= Hydroinformatics =

Branch of informatics

Hydroinformatics is a branch of informatics which concentrates on the application of information and communications technologies (ICTs) in addressing the increasingly serious problems of the equitable and efficient use of water for many different purposes. Growing out of the earlier discipline of computational hydraulics, the numerical simulation of water flows and related processes remains a mainstay of hydroinformatics, which encourages a focus not only on the technology but on its application in a social context.

On the technical side, in addition to computational hydraulics, hydroinformatics has a strong interest in the use of techniques originating in the so-called artificial intelligence community, such as artificial neural networks or recently support vector machines and genetic programming. These might be used with large collections of observed data for the purpose of data mining for knowledge discovery, or with data generated from an existing, physically based model in order to generate a computationally efficient emulator of that model for some purpose.

Hydroinformatics recognises the inherently social nature of the problems of water management and of decision-making processes, and strives to understand the social processes by which technologies are brought into use. Since the problems of water management are most severe in the majority world, while the resources to obtain and develop technological solutions are concentrated in the hands of the minority, the need to examine these social processes are particularly acute.

Hydroinformatics draws on and integrates hydraulics, hydrology, environmental engineering and many other disciplines. It sees application at all points in the water cycle from atmosphere to ocean, and in artificial interventions in that cycle such as urban drainage and water supply systems.

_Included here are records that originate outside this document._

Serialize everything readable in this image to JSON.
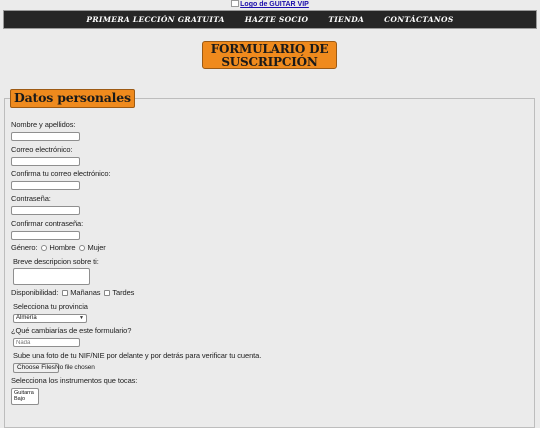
{
  "header": {
    "logo_alt": "Logo de GUITAR VIP",
    "logo_icon": "broken-image-icon"
  },
  "nav": {
    "items": [
      "PRIMERA LECCIÓN GRATUITA",
      "HAZTE SOCIO",
      "TIENDA",
      "CONTÁCTANOS"
    ]
  },
  "page": {
    "title": "FORMULARIO DE SUSCRIPCIÓN"
  },
  "form": {
    "legend": "Datos personales",
    "name_label": "Nombre y apellidos:",
    "email_label": "Correo electrónico:",
    "email_confirm_label": "Confirma tu correo electrónico:",
    "password_label": "Contraseña:",
    "password_confirm_label": "Confirmar contraseña:",
    "gender_label": "Género:",
    "gender_options": [
      "Hombre",
      "Mujer"
    ],
    "description_label": "Breve descripcion sobre ti:",
    "availability_label": "Disponibilidad:",
    "availability_options": [
      "Mañanas",
      "Tardes"
    ],
    "province_label": "Selecciona tu provincia",
    "province_value": "Almería",
    "change_label": "¿Qué cambiarías de este formulario?",
    "change_placeholder": "Nada",
    "upload_label": "Sube una foto de tu NIF/NIE por delante y por detrás para verificar tu cuenta.",
    "upload_button": "Choose Files",
    "upload_status": "No file chosen",
    "instruments_label": "Selecciona los instrumentos que tocas:",
    "instruments_options": [
      "Guitarra",
      "Bajo"
    ]
  }
}
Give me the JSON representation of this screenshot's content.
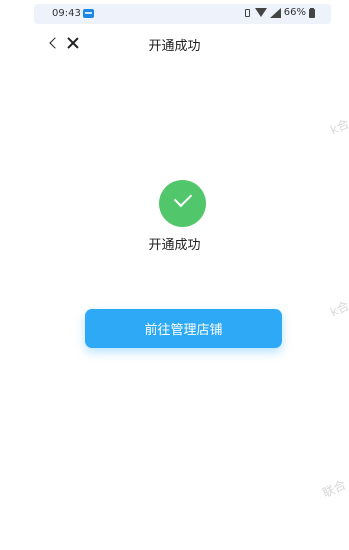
{
  "status_bar": {
    "time": "09:43",
    "battery": "66%"
  },
  "nav": {
    "title": "开通成功"
  },
  "main": {
    "success_text": "开通成功",
    "button_label": "前往管理店铺"
  },
  "watermarks": [
    "k合",
    "k合",
    "联合"
  ],
  "colors": {
    "accent": "#2da9f5",
    "success": "#52c66a"
  }
}
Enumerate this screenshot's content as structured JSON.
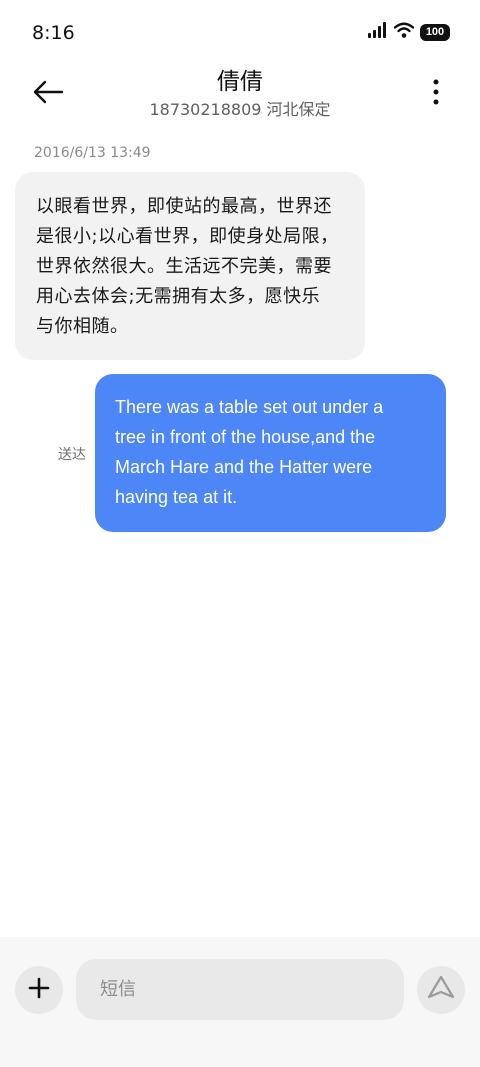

It provides support for decision making at all levels from governance and policy through management to operations.

Hydroinformatics is studied by researchers and practitioners in several countries, and postgraduate programmes in the field are offered by a number of institutions. The Journal of Hydroinformatics publishes research related to the field. Biennial hydroinformatics conferences have also been coordinated by organisations including the IAHR, the IWA, and the IAHS.